Hugh Hendry's Eclectica Asset Management Said To Close

Sep 14 2017 | 11:31pm ET

Famed hedge fund manager Hugh Hendry is reportedly shuttering Eclectica Asset Management following performance declines in its flagship fund and a reduction in AUM from more than $1 billion in 2013 to less than $120 million. 

Hendry, who founded macro-focused Eclectica in 2005, came to prominence after posting gains of 31% in 2008 by betting against financial sector giants in the U.S. and Europe during the financial crisis. 

News of the closure was first reported by Bloomberg on Thursday, citing an investor letter. The firm’s flagship fund is reportedly down -9.4% for the year to date through the end of August, Bloomberg said. 

In the investor letter, Hendry noted that formal notification letters had been sent to all registered account holders with details of the redemption process. Further details about when investor capital would be returned were not available.

Hendry added that it is “especially frustrating” since the economy has performed well through the summer and he is “more convinced that our thesis of a healing global economy is understated: for the first time in an age, all parts of the world are enjoying synchronized economic momentum.”

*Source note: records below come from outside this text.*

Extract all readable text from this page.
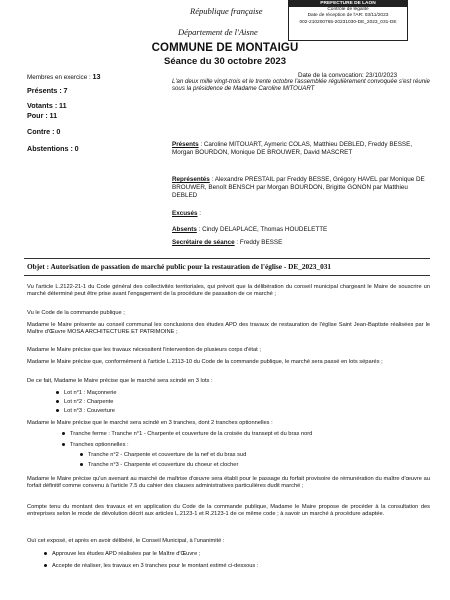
République française
Département de l'Aisne
PREFECTURE DE LAON
Contrôle de légalité
Date de réception de l'AR: 03/11/2023
002-210200765-20231030-DE_2023_031-DE
COMMUNE DE MONTAIGU
Séance du 30 octobre 2023
Membres en exercice : 13
Présents : 7
Votants : 11
Pour : 11
Contre : 0
Abstentions : 0
Date de la convocation: 23/10/2023
L'an deux mille vingt-trois et le trente octobre l'assemblée régulièrement convoquée s'est réunie sous la présidence de Madame Caroline MITOUART
Présents : Caroline MITOUART, Aymeric COLAS, Matthieu DEBLED, Freddy BESSE, Morgan BOURDON, Monique DE BROUWER, David MASCRET
Représentés : Alexandre PRESTAIL par Freddy BESSE, Grégory HAVEL par Monique DE BROUWER, Benoît BENSCH par Morgan BOURDON, Brigitte GONON par Matthieu DEBLED
Excusés :
Absents : Cindy DELAPLACE, Thomas HOUDELETTE
Secrétaire de séance : Freddy BESSE
Objet : Autorisation de passation de marché public pour la restauration de l'église - DE_2023_031
Vu l'article L.2122-21-1 du Code général des collectivités territoriales, qui prévoit que la délibération du conseil municipal chargeant le Maire de souscrire un marché déterminé peut être prise avant l'engagement de la procédure de passation de ce marché ;
Vu le Code de la commande publique ;
Madame le Maire présente au conseil communal les conclusions des études APD des travaux de restauration de l'église Saint Jean-Baptiste réalisées par le Maître d'Œuvre MOSA ARCHITECTURE ET PATRIMOINE ;
Madame le Maire précise que les travaux nécessitent l'intervention de plusieurs corps d'état ;
Madame le Maire précise que, conformément à l'article L.2113-10 du Code de la commande publique, le marché sera passé en lots séparés ;
De ce fait, Madame le Maire précise que le marché sera scindé en 3 lots :
Lot n°1 : Maçonnerie
Lot n°2 : Charpente
Lot n°3 : Couverture
Madame le Maire précise que le marché sera scindé en 3 tranches, dont 2 tranches optionnelles :
Tranche ferme : Tranche n°1 - Charpente et couverture de la croisée du transept et du bras nord
Tranches optionnelles :
Tranche n°2 - Charpente et couverture de la nef et du bras sud
Tranche n°3 - Charpente et couverture du choeur et clocher
Madame le Maire précise qu'un avenant au marché de maîtrise d'œuvre sera établi pour le passage du forfait provisoire de rémunération du maître d'œuvre au forfait définitif comme convenu à l'article 7.5 du cahier des clauses administratives particulières dudit marché ;
Compte tenu du montant des travaux et en application du Code de la commande publique, Madame le Maire propose de procéder à la consultation des entreprises selon le mode de dévolution décrit aux articles L.2123-1 et R.2123-1 de ce même code ; à savoir un marché à procédure adaptée.
Ouï cet exposé, et après en avoir délibéré, le Conseil Municipal, à l'unanimité :
Approuve les études APD réalisées par le Maître d'Œuvre ;
Accepte de réaliser, les travaux en 3 tranches pour le montant estimé ci-dessous :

Nonetheless, the letter continued, the fund’s “substantial risk book became strongly correlated over the short term to the maelstrom of President Trump and the daily news bombs emanating from the Korean Peninsula.” Hendry also echoed a common refrain among hedge fund managers with comparatively small amounts of AUM, noting “the increasing regulatory burden which makes it almost impossible to manage small pools of hedge fund capital today” among the reasons for Eclectica’s closure. 

Hendry also commented on his broader market views in the letter. “The implications of a sustained bout of economic growth are good…because it should continue to underwrite a continuation in the positive performance of global equities."

"I would stay long," he wrote. "I can’t see interest rates rising abruptly to interrupt the upward path of equities."